José Gil y Vicky Fernández, de Vignerons de la Sonsierra (San Vicente de la Sonsierra)
Este evento, tal como recalca José Gil, de Vignerons de la Sonsierra (San Vicente de la Sonsierra), ha supuesto un punto de partida para aunar esfuerzos y definir nuevas estrategias: «Venimos a vender que Rioja es más que madera, alcohol y categorías tradicionales, que no es aburrida, sobre todo para esa sumillería más joven que puede tener esa percepción. Queremos enseñar cómo en un mismo pueblo hay diferentes proyectos y cada uno con un estilo distinto, pero todos con el componente humano en común, con gente muy vinculada a la viña».

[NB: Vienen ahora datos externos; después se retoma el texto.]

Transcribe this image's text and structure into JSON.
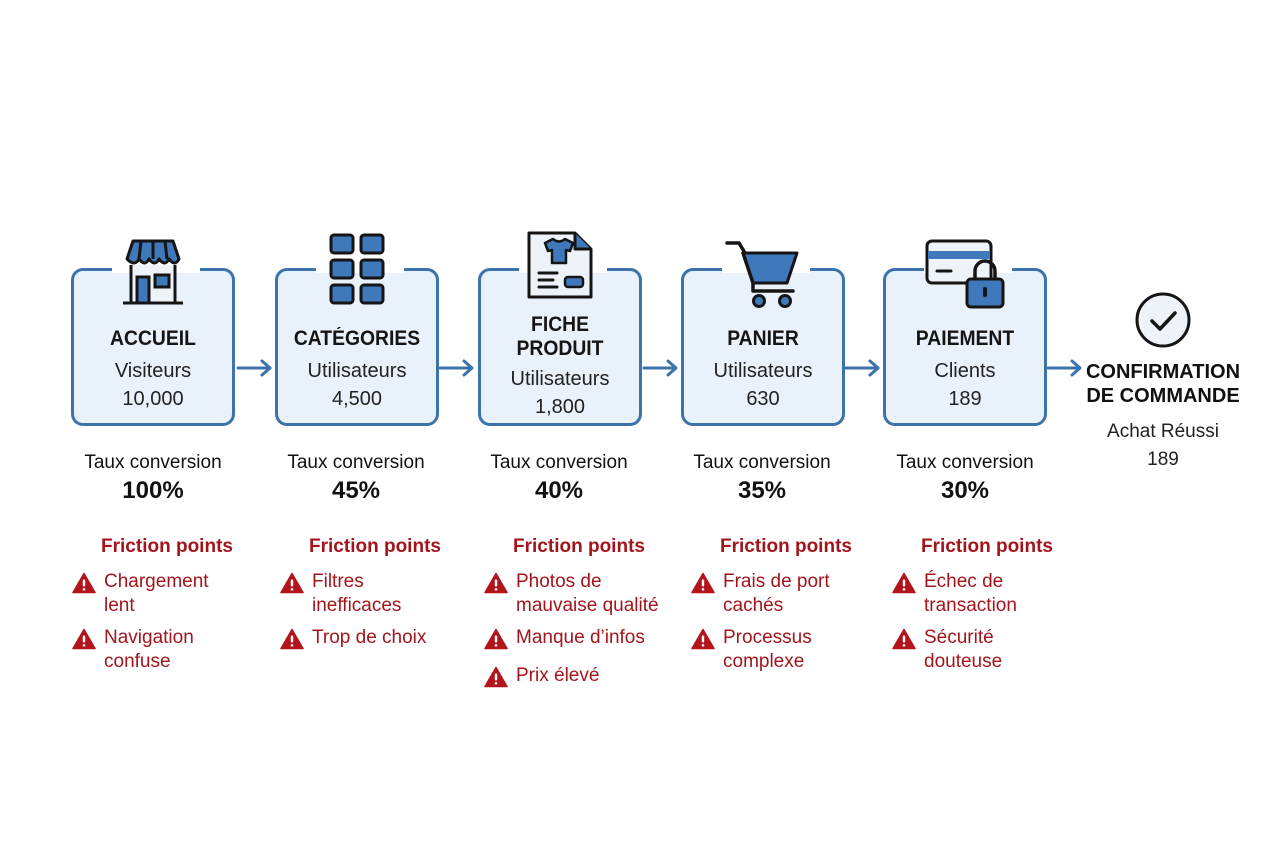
{
  "colors": {
    "card_fill": "#e9f1fa",
    "card_border": "#3c73aa",
    "icon_blue": "#3f78bb",
    "friction_red": "#a3151c",
    "text": "#151515"
  },
  "stages": [
    {
      "id": "accueil",
      "icon": "storefront-icon",
      "title_lines": [
        "ACCUEIL"
      ],
      "metric_label": "Visiteurs",
      "metric_value": "10,000",
      "conversion_label": "Taux conversion",
      "conversion_value": "100%",
      "friction_title": "Friction points",
      "friction_points": [
        [
          "Chargement",
          "lent"
        ],
        [
          "Navigation",
          "confuse"
        ]
      ]
    },
    {
      "id": "categories",
      "icon": "grid-icon",
      "title_lines": [
        "CATÉGORIES"
      ],
      "metric_label": "Utilisateurs",
      "metric_value": "4,500",
      "conversion_label": "Taux conversion",
      "conversion_value": "45%",
      "friction_title": "Friction points",
      "friction_points": [
        [
          "Filtres",
          "inefficaces"
        ],
        [
          "Trop de choix"
        ]
      ]
    },
    {
      "id": "fiche-produit",
      "icon": "product-sheet-icon",
      "title_lines": [
        "FICHE",
        "PRODUIT"
      ],
      "metric_label": "Utilisateurs",
      "metric_value": "1,800",
      "conversion_label": "Taux conversion",
      "conversion_value": "40%",
      "friction_title": "Friction points",
      "friction_points": [
        [
          "Photos de",
          "mauvaise qualité"
        ],
        [
          "Manque d’infos"
        ],
        [
          "Prix élevé"
        ]
      ]
    },
    {
      "id": "panier",
      "icon": "shopping-cart-icon",
      "title_lines": [
        "PANIER"
      ],
      "metric_label": "Utilisateurs",
      "metric_value": "630",
      "conversion_label": "Taux conversion",
      "conversion_value": "35%",
      "friction_title": "Friction points",
      "friction_points": [
        [
          "Frais de port",
          "cachés"
        ],
        [
          "Processus",
          "complexe"
        ]
      ]
    },
    {
      "id": "paiement",
      "icon": "credit-card-lock-icon",
      "title_lines": [
        "PAIEMENT"
      ],
      "metric_label": "Clients",
      "metric_value": "189",
      "conversion_label": "Taux conversion",
      "conversion_value": "30%",
      "friction_title": "Friction points",
      "friction_points": [
        [
          "Échec de",
          "transaction"
        ],
        [
          "Sécurité",
          "douteuse"
        ]
      ]
    }
  ],
  "final": {
    "icon": "check-circle-icon",
    "title_lines": [
      "CONFIRMATION",
      "DE COMMANDE"
    ],
    "label": "Achat Réussi",
    "value": "189"
  }
}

Una idea compartida por la joven Lucía Abando, de Bodega Las Orcas (Laguardia), quien ha quedado completamente sorprendida por el «éxito» de este encuentro profesional: «Estoy muy contenta de que por fin se haga algo diferente para mostrar que Rioja es diversa y que hay muchos proyectos pequeños con mucho que contar».

Lucía Abando (derecha), de Bodega Las Orcas (Laguardia).
El discurso se completa con la reflexión de Eva Valgañón, de Bodega Alegre y Valgañón (Sajazarra), que introduce un elemento clave: la viabilidad. “No se trata de romanticismo vacío, sino de crear valor real”, apuntaba. Para ella, estos encuentros deben servir para consolidar proyectos sólidos y rentables, no solo para alimentar relatos bucólicos. “Aquí no importa si eres bodega familiar o no; lo importante es que generes valor”.
En su caso, la apuesta pasa por recuperar viñas viejas que estaban prácticamente abandonadas en un pueblo con enorme potencial. Patrimonio vitícola que corría el riesgo de perderse y que hoy vuelve a tener sentido económico y cultural. Blancos envejecidos, claretes, mezclas tradicionales que conectan con la memoria histórica de Rioja pero se presentan con un lenguaje contemporáneo. “Venimos a hablar de una identidad”.

Óscar Alegre y Eva Valgañón, de Bodega Alegre y Valgañón (Sajazarra).
Esa palabra —identidad— ha sido, probablemente, la más repetida durante la jornada celebrada en el Espacio Jorge Juan. Identidad frente a homogeneización. Identidad frente a la simplificación del mercado. Identidad también como herramienta competitiva ante los grandes grupos que cuentan con más recursos y mayor capacidad de promoción. “Reivindicamos un espacio de mercado que a veces parece reservado a bodegas con muchos medios”, reconoce Eva. La diferencia, en su opinión, está en la autenticidad y en la calidad del trabajo en el viñedo.
Con estos mensajes bien definidos ha ido esta Rioja a Madrid para reivindicar con botellas los suelos, las viñas recuperadas y los pueblos con vida. Una generación que no quiere romper con el pasado, pero sí ampliarlo. Que no reniega de la historia, pero tampoco acepta quedar encerrada en ella porque vive con la convicción de que Rioja vive una transformación y un momento de efervescencia interna. Porque esta diversidad es su mayor fortaleza.